Ms. Luman has also performed multi-media environmental compliance audits and environmental management system assessments within the aerospace, semiconductor, food, manufacturing, shipbuilding, and utility industries, and has prepared numerous environmental plans, permits (SPCC, SWPPP, NPDES, FRP, Emergency Contingency, and Hazardous Waste Management), and regulatory reports (Air Emissions Inventory, EPCRA, Discharge Monitoring, and Annual Waste Summaries).
She has been responsible for identifying environmental, health, and safety legal obligations for various businesses and industries across the United States, and for maintaining their compliance with the regulations. Prior to entering the private sector, Ms. Luman worked for a major public water supplier where she was involved in a federal Superfund Remedial Investigation involving the study of groundwater contamination over a 60-square mile area.
Most recently, she formed her own business, Healthy Tweaks, LLC, to raise awareness of the impact of chemicals on the environment, in consumer products, and on human health, particularly that of children. Her goal is to educate consumers and businesses to enable them to make choices that will improve their health and reduce their ecological footprint.
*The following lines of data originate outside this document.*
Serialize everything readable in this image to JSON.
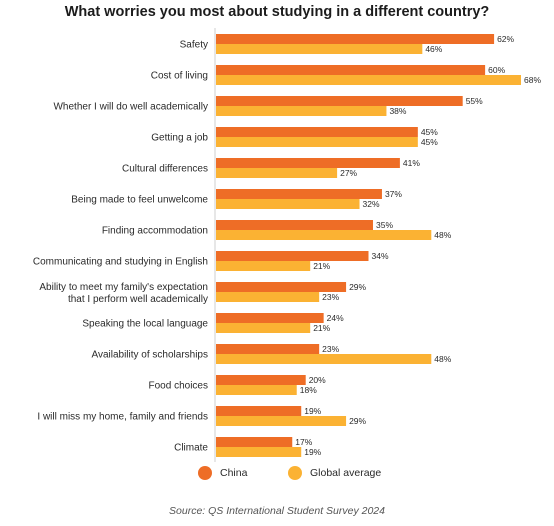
{
  "title": "What worries you most about studying in a different country?",
  "source": "Source: QS International Student Survey 2024",
  "colors": {
    "china": "#ee6d26",
    "global": "#fbb233",
    "axis": "#cfcfcf"
  },
  "legend": [
    {
      "label": "China",
      "color": "#ee6d26"
    },
    {
      "label": "Global average",
      "color": "#fbb233"
    }
  ],
  "chart_data": {
    "type": "bar",
    "orientation": "horizontal",
    "title": "What worries you most about studying in a different country?",
    "categories": [
      [
        "Safety"
      ],
      [
        "Cost of living"
      ],
      [
        "Whether I will do well academically"
      ],
      [
        "Getting a job"
      ],
      [
        "Cultural differences"
      ],
      [
        "Being made to feel unwelcome"
      ],
      [
        "Finding accommodation"
      ],
      [
        "Communicating and studying in English"
      ],
      [
        "Ability to meet my family's expectation",
        "that I perform well academically"
      ],
      [
        "Speaking the local language"
      ],
      [
        "Availability of scholarships"
      ],
      [
        "Food choices"
      ],
      [
        "I will miss my home, family and friends"
      ],
      [
        "Climate"
      ]
    ],
    "series": [
      {
        "name": "China",
        "color": "#ee6d26",
        "values": [
          62,
          60,
          55,
          45,
          41,
          37,
          35,
          34,
          29,
          24,
          23,
          20,
          19,
          17
        ]
      },
      {
        "name": "Global average",
        "color": "#fbb233",
        "values": [
          46,
          68,
          38,
          45,
          27,
          32,
          48,
          21,
          23,
          21,
          48,
          18,
          29,
          19
        ]
      }
    ],
    "value_suffix": "%",
    "xlim": [
      0,
      68
    ],
    "legend_position": "bottom",
    "grid": false
  }
}
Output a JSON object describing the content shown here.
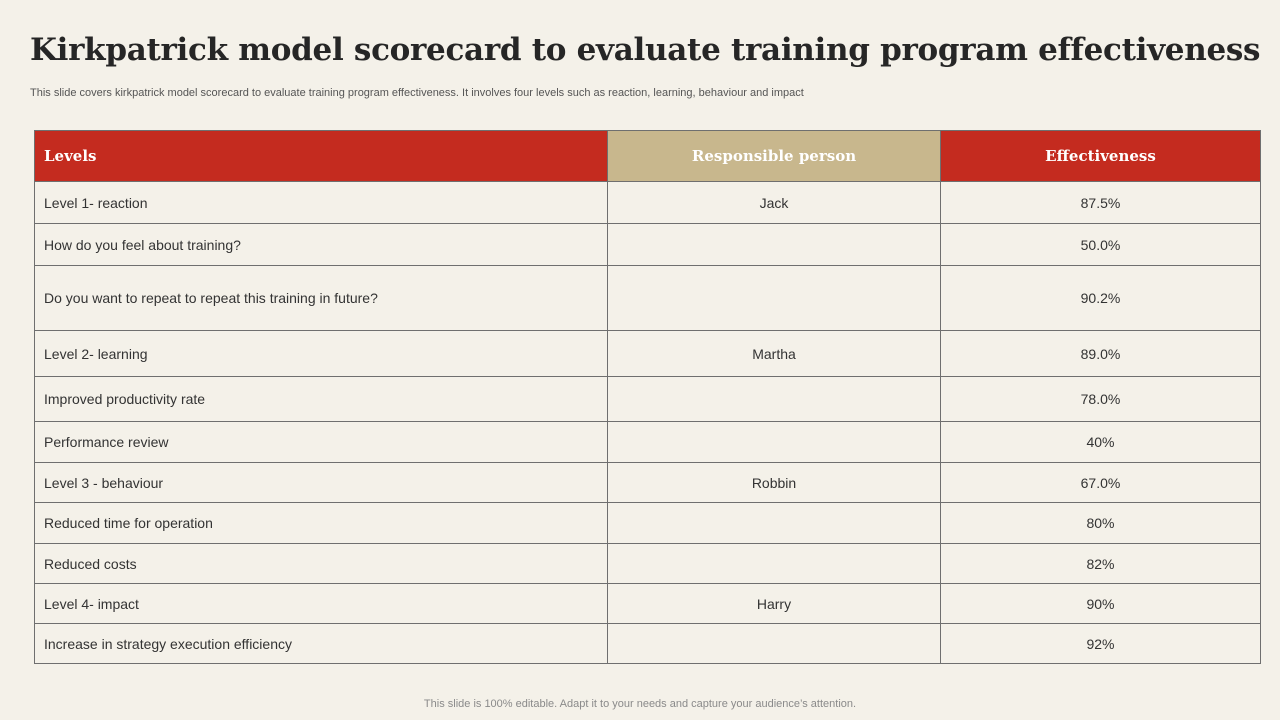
{
  "slide": {
    "title": "Kirkpatrick model scorecard to evaluate training program effectiveness",
    "subtitle": "This slide covers kirkpatrick model scorecard to evaluate training program effectiveness. It involves four levels such as reaction, learning, behaviour and impact",
    "footer": "This slide is 100% editable. Adapt it to your needs and capture your audience’s attention."
  },
  "table": {
    "headers": {
      "levels": "Levels",
      "person": "Responsible person",
      "effectiveness": "Effectiveness"
    },
    "rows": [
      {
        "level": "Level 1- reaction",
        "person": "Jack",
        "effectiveness": "87.5%"
      },
      {
        "level": "How do you feel about training?",
        "person": "",
        "effectiveness": "50.0%"
      },
      {
        "level": "Do you want to repeat to repeat this training in future?",
        "person": "",
        "effectiveness": "90.2%"
      },
      {
        "level": "Level 2- learning",
        "person": "Martha",
        "effectiveness": "89.0%"
      },
      {
        "level": "Improved productivity rate",
        "person": "",
        "effectiveness": "78.0%"
      },
      {
        "level": "Performance review",
        "person": "",
        "effectiveness": "40%"
      },
      {
        "level": "Level 3 - behaviour",
        "person": "Robbin",
        "effectiveness": "67.0%"
      },
      {
        "level": "Reduced time for operation",
        "person": "",
        "effectiveness": "80%"
      },
      {
        "level": "Reduced costs",
        "person": "",
        "effectiveness": "82%"
      },
      {
        "level": "Level 4- impact",
        "person": "Harry",
        "effectiveness": "90%"
      },
      {
        "level": "Increase in strategy execution efficiency",
        "person": "",
        "effectiveness": "92%"
      }
    ]
  },
  "colors": {
    "background": "#f4f1e9",
    "header_red": "#c42b1f",
    "header_tan": "#c8b78d"
  }
}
Ms. Luman is currently the lead author of Site Auditing and was previously the lead author on other STP regulatory publications covering federal EPA and State environmental differences, federal and California OSHA requirements, and federal construction and transportation regulations.
She completed her B.S., Civil Engineering at the University of Texas in Austin in 1989, and is a Professional Engineer licensed in Texas and California, and registered in New York. Her interest in understanding the impact of the built environment on the natural environment led her to become a LEED® Accredited Professional in 2009. She is a member of the American Society of Civil Engineers, the Auditing Roundtable, the Texas Association of Environmental Professionals, and the U.S. Green Building Council. She is also on the Houston Advisory Board for The Nature Conservancy.